Hope we are getting nearer.

Jan

David-250683 Hall of Fame Points: 3452 More actions · Answer 6

SOLUTION

SELECT

EmployeeID

,LowFreight

,(

SELECT count(*) FROM Orders PS

WHERE PS.EmployeeID = T.EmployeeID AND (PS.Freight BETWEEN T.LowFreight AND T.HighFreight)

) as [SeriesRowCount]

FROM

(

SELECT EmployeeID, Freight as LowFreight

,(

SELECT min(Freight) FROM Orders PS3

WHERE EXISTS

(

SELECT * FROM Orders PS2

WHERE ( PS2.EmployeeID = PS3.EmployeeID AND PS2.Freight = (PS3.Freight - .01) )

)

AND NOT EXISTS

(

SELECT * FROM Orders PS2

WHERE ( PS2.EmployeeID = PS3.EmployeeID AND PS2.Freight = (PS3.Freight + .01) )

)

AND PS3.EmployeeID = PS1.EmployeeID

AND PS3.Freight > PS1.Freight

) as HighFreight

FROM Orders PS1

WHERE EXISTS

(

SELECT * FROM Orders PS2

WHERE ( PS2.EmployeeID = PS1.EmployeeID AND PS2.Freight = (PS1.Freight + .01) )

)

AND NOT EXISTS

(

SELECT * FROM Orders PS2

WHERE ( PS2.EmployeeID = PS1.EmployeeID AND PS2.Freight = (PS1.Freight - .01) )

)

) T

ORDER BY EmployeeID, LowFreight

Jeff Moden SSC Guru Points: 1004313 More actions · Answer 7

David,

Seems a bit complex in light of Jan's second solution.
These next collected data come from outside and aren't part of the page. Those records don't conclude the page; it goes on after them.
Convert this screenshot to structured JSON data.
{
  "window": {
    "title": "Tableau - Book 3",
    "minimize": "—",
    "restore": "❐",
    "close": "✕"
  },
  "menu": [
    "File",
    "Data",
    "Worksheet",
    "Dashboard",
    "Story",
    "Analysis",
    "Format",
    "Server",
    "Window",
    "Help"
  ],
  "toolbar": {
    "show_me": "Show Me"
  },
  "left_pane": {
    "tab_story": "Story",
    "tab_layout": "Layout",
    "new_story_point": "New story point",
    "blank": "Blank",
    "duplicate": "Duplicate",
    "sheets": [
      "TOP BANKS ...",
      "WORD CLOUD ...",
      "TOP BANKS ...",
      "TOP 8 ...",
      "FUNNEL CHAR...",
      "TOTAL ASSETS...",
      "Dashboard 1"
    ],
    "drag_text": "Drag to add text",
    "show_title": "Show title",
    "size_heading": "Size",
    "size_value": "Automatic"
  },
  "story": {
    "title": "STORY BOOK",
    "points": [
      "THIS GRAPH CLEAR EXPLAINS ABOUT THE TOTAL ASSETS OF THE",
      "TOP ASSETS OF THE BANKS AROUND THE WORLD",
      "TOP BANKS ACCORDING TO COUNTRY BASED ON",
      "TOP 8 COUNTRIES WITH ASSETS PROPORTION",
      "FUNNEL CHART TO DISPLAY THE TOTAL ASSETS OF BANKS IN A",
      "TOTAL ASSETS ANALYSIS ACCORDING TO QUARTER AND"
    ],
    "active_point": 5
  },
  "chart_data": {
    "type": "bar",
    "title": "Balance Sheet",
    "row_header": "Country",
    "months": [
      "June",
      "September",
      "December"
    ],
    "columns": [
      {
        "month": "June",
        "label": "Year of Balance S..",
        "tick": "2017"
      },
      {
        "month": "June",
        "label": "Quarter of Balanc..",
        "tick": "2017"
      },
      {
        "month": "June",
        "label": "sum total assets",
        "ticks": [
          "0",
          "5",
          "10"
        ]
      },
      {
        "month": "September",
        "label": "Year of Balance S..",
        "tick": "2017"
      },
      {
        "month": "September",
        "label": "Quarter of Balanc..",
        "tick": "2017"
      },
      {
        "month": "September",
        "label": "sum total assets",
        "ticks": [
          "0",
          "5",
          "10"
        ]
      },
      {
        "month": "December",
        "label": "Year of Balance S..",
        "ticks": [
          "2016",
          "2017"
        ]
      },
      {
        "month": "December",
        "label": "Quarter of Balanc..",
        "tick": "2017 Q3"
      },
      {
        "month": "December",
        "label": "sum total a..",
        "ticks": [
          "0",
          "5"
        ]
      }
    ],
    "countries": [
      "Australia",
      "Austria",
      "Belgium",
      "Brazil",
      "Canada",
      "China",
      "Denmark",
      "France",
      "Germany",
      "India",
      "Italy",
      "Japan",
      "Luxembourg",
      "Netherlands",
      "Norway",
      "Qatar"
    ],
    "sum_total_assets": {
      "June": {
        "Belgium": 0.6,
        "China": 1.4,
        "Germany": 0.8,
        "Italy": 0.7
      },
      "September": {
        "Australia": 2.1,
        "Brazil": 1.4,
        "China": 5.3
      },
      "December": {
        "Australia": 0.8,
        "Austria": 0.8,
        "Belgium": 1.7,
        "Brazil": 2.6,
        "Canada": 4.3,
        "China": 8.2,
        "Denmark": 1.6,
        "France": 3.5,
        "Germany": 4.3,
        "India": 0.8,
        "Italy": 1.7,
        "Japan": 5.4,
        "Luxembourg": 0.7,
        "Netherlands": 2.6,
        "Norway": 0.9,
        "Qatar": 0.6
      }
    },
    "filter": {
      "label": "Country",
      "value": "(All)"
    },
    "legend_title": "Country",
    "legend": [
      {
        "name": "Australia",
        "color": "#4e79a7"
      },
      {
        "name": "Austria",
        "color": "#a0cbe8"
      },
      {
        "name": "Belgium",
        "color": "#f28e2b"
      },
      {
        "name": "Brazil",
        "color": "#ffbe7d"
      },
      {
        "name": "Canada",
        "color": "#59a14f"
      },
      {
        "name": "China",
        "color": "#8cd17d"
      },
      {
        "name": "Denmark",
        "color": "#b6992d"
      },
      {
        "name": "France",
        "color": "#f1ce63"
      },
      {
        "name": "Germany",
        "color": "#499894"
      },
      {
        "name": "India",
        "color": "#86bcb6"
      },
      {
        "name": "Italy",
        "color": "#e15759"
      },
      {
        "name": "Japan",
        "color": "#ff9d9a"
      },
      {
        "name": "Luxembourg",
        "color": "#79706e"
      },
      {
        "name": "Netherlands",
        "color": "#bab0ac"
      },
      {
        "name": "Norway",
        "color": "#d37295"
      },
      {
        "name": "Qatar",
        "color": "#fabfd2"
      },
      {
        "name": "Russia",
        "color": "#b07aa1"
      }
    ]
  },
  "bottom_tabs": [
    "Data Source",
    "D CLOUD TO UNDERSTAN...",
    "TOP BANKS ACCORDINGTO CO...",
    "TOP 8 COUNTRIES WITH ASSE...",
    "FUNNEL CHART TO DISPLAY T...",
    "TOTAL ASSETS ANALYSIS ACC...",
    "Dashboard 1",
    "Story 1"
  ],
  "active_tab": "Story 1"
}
What was wrong with it?

--Jeff Moden

RBAR is pronounced "ree-bar" and is a "Modenism" for Row-By-Agonizing-Row.
First step towards the paradigm shift of writing Set Based code:
________Stop thinking about what you want to do to a ROW... think, instead, of what you want to do to a COLUMN.
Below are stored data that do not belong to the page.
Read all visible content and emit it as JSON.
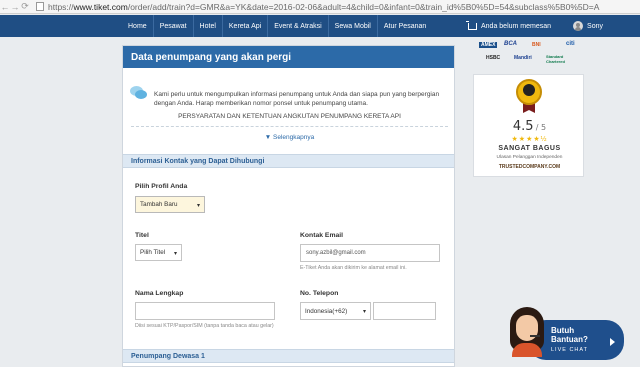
{
  "browser": {
    "url_prefix": "https://",
    "url_host": "www.tiket.com",
    "url_path": "/order/add/train?d=GMR&a=YK&date=2016-02-06&adult=4&child=0&infant=0&train_id%5B0%5D=54&subclass%5B0%5D=A"
  },
  "nav": {
    "items": [
      "Home",
      "Pesawat",
      "Hotel",
      "Kereta Api",
      "Event & Atraksi",
      "Sewa Mobil",
      "Atur Pesanan"
    ],
    "cart_label": "Anda belum memesan",
    "user_name": "Sony"
  },
  "form": {
    "title": "Data penumpang yang akan pergi",
    "info_text": "Kami perlu untuk mengumpulkan informasi penumpang untuk Anda dan siapa pun yang berpergian dengan Anda. Harap memberikan nomor ponsel untuk penumpang utama.",
    "terms": "PERSYARATAN DAN KETENTUAN ANGKUTAN PENUMPANG KERETA API",
    "more_link": "▼ Selengkapnya",
    "contact_section": "Informasi Kontak yang Dapat Dihubungi",
    "profile_label": "Pilih Profil Anda",
    "profile_value": "Tambah Baru",
    "title_label": "Titel",
    "title_value": "Pilih Titel",
    "email_label": "Kontak Email",
    "email_value": "sony.azbil@gmail.com",
    "email_hint": "E-Tiket Anda akan dikirim ke alamat email ini.",
    "name_label": "Nama Lengkap",
    "name_value": "",
    "name_hint": "Diisi sesuai KTP/Paspor/SIM (tanpa tanda baca atau gelar)",
    "phone_label": "No. Telepon",
    "phone_code": "Indonesia(+62)",
    "phone_value": "",
    "passenger_section": "Penumpang Dewasa 1"
  },
  "sidebar": {
    "banks": [
      "AMEX",
      "BCA",
      "BNI",
      "citi",
      "HSBC",
      "Mandiri",
      "Standard Chartered"
    ],
    "rating_value": "4.5",
    "rating_max": "/ 5",
    "stars": "★★★★½",
    "verdict": "SANGAT BAGUS",
    "verdict_sub": "Ulasan Pelanggan Independen",
    "trusted": "TRUSTEDCOMPANY.COM"
  },
  "help": {
    "title": "Butuh Bantuan?",
    "subtitle": "LIVE CHAT"
  }
}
Change is inevitable... Change for the better is not.

Helpful Links:
How to post code problems
How to Post Performance Problems
Create a Tally Function (fnTally)

David-250683 Hall of Fame Points: 3452 More actions · Answer 8

Hi Jeff,

Jan's solution did not work. I appreciate her effort.
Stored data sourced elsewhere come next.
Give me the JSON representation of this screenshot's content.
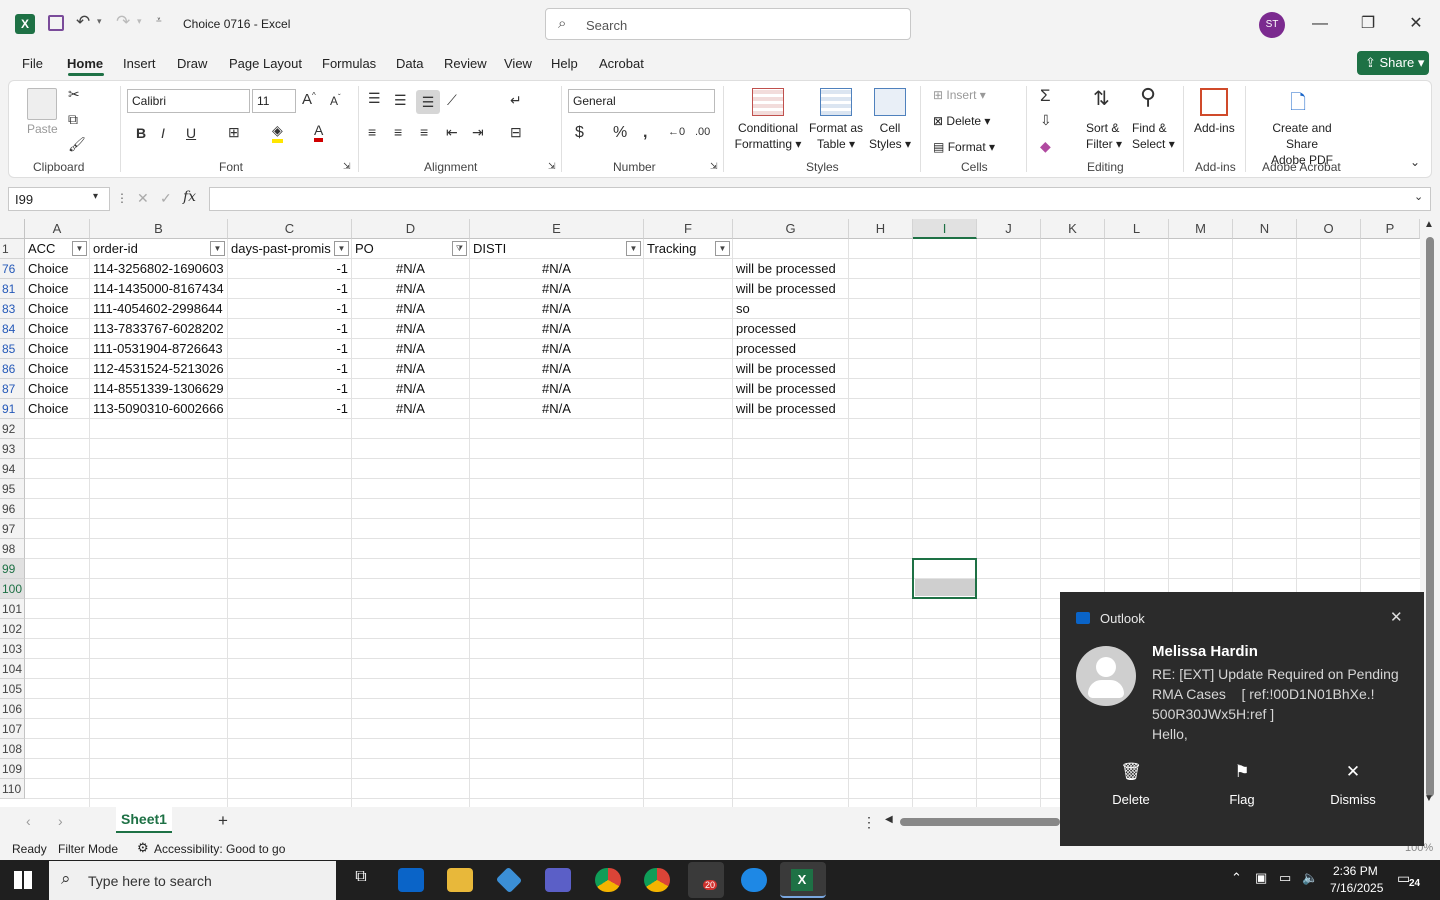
{
  "window": {
    "title": "Choice 0716  -  Excel",
    "search_placeholder": "Search",
    "user_initials": "ST"
  },
  "menu": {
    "tabs": [
      "File",
      "Home",
      "Insert",
      "Draw",
      "Page Layout",
      "Formulas",
      "Data",
      "Review",
      "View",
      "Help",
      "Acrobat"
    ],
    "share": "Share"
  },
  "ribbon": {
    "clipboard": {
      "paste": "Paste",
      "group": "Clipboard"
    },
    "font": {
      "name": "Calibri",
      "size": "11",
      "group": "Font"
    },
    "alignment": {
      "group": "Alignment"
    },
    "number": {
      "format": "General",
      "group": "Number"
    },
    "styles": {
      "conditional_1": "Conditional",
      "conditional_2": "Formatting",
      "format_table_1": "Format as",
      "format_table_2": "Table",
      "cell_styles_1": "Cell",
      "cell_styles_2": "Styles",
      "group": "Styles"
    },
    "cells": {
      "insert": "Insert",
      "delete": "Delete",
      "format": "Format",
      "group": "Cells"
    },
    "editing": {
      "sort_1": "Sort &",
      "sort_2": "Filter",
      "find_1": "Find &",
      "find_2": "Select",
      "group": "Editing"
    },
    "addins": {
      "label": "Add-ins",
      "group": "Add-ins"
    },
    "acrobat": {
      "label_1": "Create and Share",
      "label_2": "Adobe PDF",
      "group": "Adobe Acrobat"
    }
  },
  "formula_bar": {
    "name_box": "I99",
    "fx": "fx",
    "formula": ""
  },
  "columns": [
    "A",
    "B",
    "C",
    "D",
    "E",
    "F",
    "G",
    "H",
    "I",
    "J",
    "K",
    "L",
    "M",
    "N",
    "O",
    "P"
  ],
  "header_row": {
    "row": "1",
    "A": "ACC",
    "B": "order-id",
    "C": "days-past-promis",
    "D": "PO",
    "E": "DISTI",
    "F": "Tracking",
    "G": ""
  },
  "rows": [
    {
      "row": "76",
      "A": "Choice",
      "B": "114-3256802-1690603",
      "C": "-1",
      "D": "#N/A",
      "E": "#N/A",
      "F": "",
      "G": "will be processed"
    },
    {
      "row": "81",
      "A": "Choice",
      "B": "114-1435000-8167434",
      "C": "-1",
      "D": "#N/A",
      "E": "#N/A",
      "F": "",
      "G": "will be processed"
    },
    {
      "row": "83",
      "A": "Choice",
      "B": "111-4054602-2998644",
      "C": "-1",
      "D": "#N/A",
      "E": "#N/A",
      "F": "",
      "G": "so"
    },
    {
      "row": "84",
      "A": "Choice",
      "B": "113-7833767-6028202",
      "C": "-1",
      "D": "#N/A",
      "E": "#N/A",
      "F": "",
      "G": "processed"
    },
    {
      "row": "85",
      "A": "Choice",
      "B": "111-0531904-8726643",
      "C": "-1",
      "D": "#N/A",
      "E": "#N/A",
      "F": "",
      "G": "processed"
    },
    {
      "row": "86",
      "A": "Choice",
      "B": "112-4531524-5213026",
      "C": "-1",
      "D": "#N/A",
      "E": "#N/A",
      "F": "",
      "G": "will be processed"
    },
    {
      "row": "87",
      "A": "Choice",
      "B": "114-8551339-1306629",
      "C": "-1",
      "D": "#N/A",
      "E": "#N/A",
      "F": "",
      "G": "will be processed"
    },
    {
      "row": "91",
      "A": "Choice",
      "B": "113-5090310-6002666",
      "C": "-1",
      "D": "#N/A",
      "E": "#N/A",
      "F": "",
      "G": "will be processed"
    }
  ],
  "empty_rows": [
    "92",
    "93",
    "94",
    "95",
    "96",
    "97",
    "98",
    "99",
    "100",
    "101",
    "102",
    "103",
    "104",
    "105",
    "106",
    "107",
    "108",
    "109",
    "110"
  ],
  "sheets": {
    "active": "Sheet1",
    "add": "+"
  },
  "status": {
    "ready": "Ready",
    "filter_mode": "Filter Mode",
    "accessibility": "Accessibility: Good to go",
    "zoom": "100%"
  },
  "notification": {
    "app": "Outlook",
    "sender": "Melissa Hardin",
    "line1": "RE: [EXT] Update Required on Pending",
    "line2": "RMA Cases    [ ref:!00D1N01BhXe.!",
    "line3": "500R30JWx5H:ref ]",
    "line4": "Hello,",
    "actions": {
      "delete": "Delete",
      "flag": "Flag",
      "dismiss": "Dismiss"
    }
  },
  "taskbar": {
    "search_placeholder": "Type here to search",
    "time": "2:36 PM",
    "date": "7/16/2025",
    "notifications_count": "24",
    "zoom_badge": "20"
  },
  "colors": {
    "excel_green": "#1e7145",
    "filtered_row_blue": "#2458b8",
    "toast_bg": "#2b2b2b",
    "taskbar_bg": "#1f1f1f"
  }
}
Jan-155192 SSCrazy Points: 2613 More actions · Answer 9

Hi Jeff,

Sure my code works! I never post anything without testing it first. It is of course possible that we misunderstand what is needed, but even that is not the case here. I was unaware that these were samples of the Northwind database; that's why I created my test table. In the following query I only changed the table name from "test" into "Orders" in order to run it in Northwind and added the ORDER BY EmployeeID, Freight in order to compare it with Davids query; the rest is exactly as I posted it before:

SELECT r.EmployeeID, r.Freight, COUNT(r.Freight) as CountFreight

FROM

(SELECT p2.EmployeeID, p2.Freight

FROM Orders p1

INNER JOIN Orders P2

ON p1.EmployeeID = p2.EmployeeID

AND p1.Freight = (p2.Freight + 0.01)) r

GROUP BY r.EmployeeID, r.Freight

ORDER BY EmployeeID, Freight

Running this, we see that the only difference in result I have with David is that my CountFreight is always one less then Davids. This is how I understood the question: I just counted the "followers". If David wants to count one more, fine, all we need to add is "+1" and we get exactly the same result as David, but with much simpler code and a much better query plan than his. I invite everyone who has a SQL and Northwind running to compare both solutions and their query plan.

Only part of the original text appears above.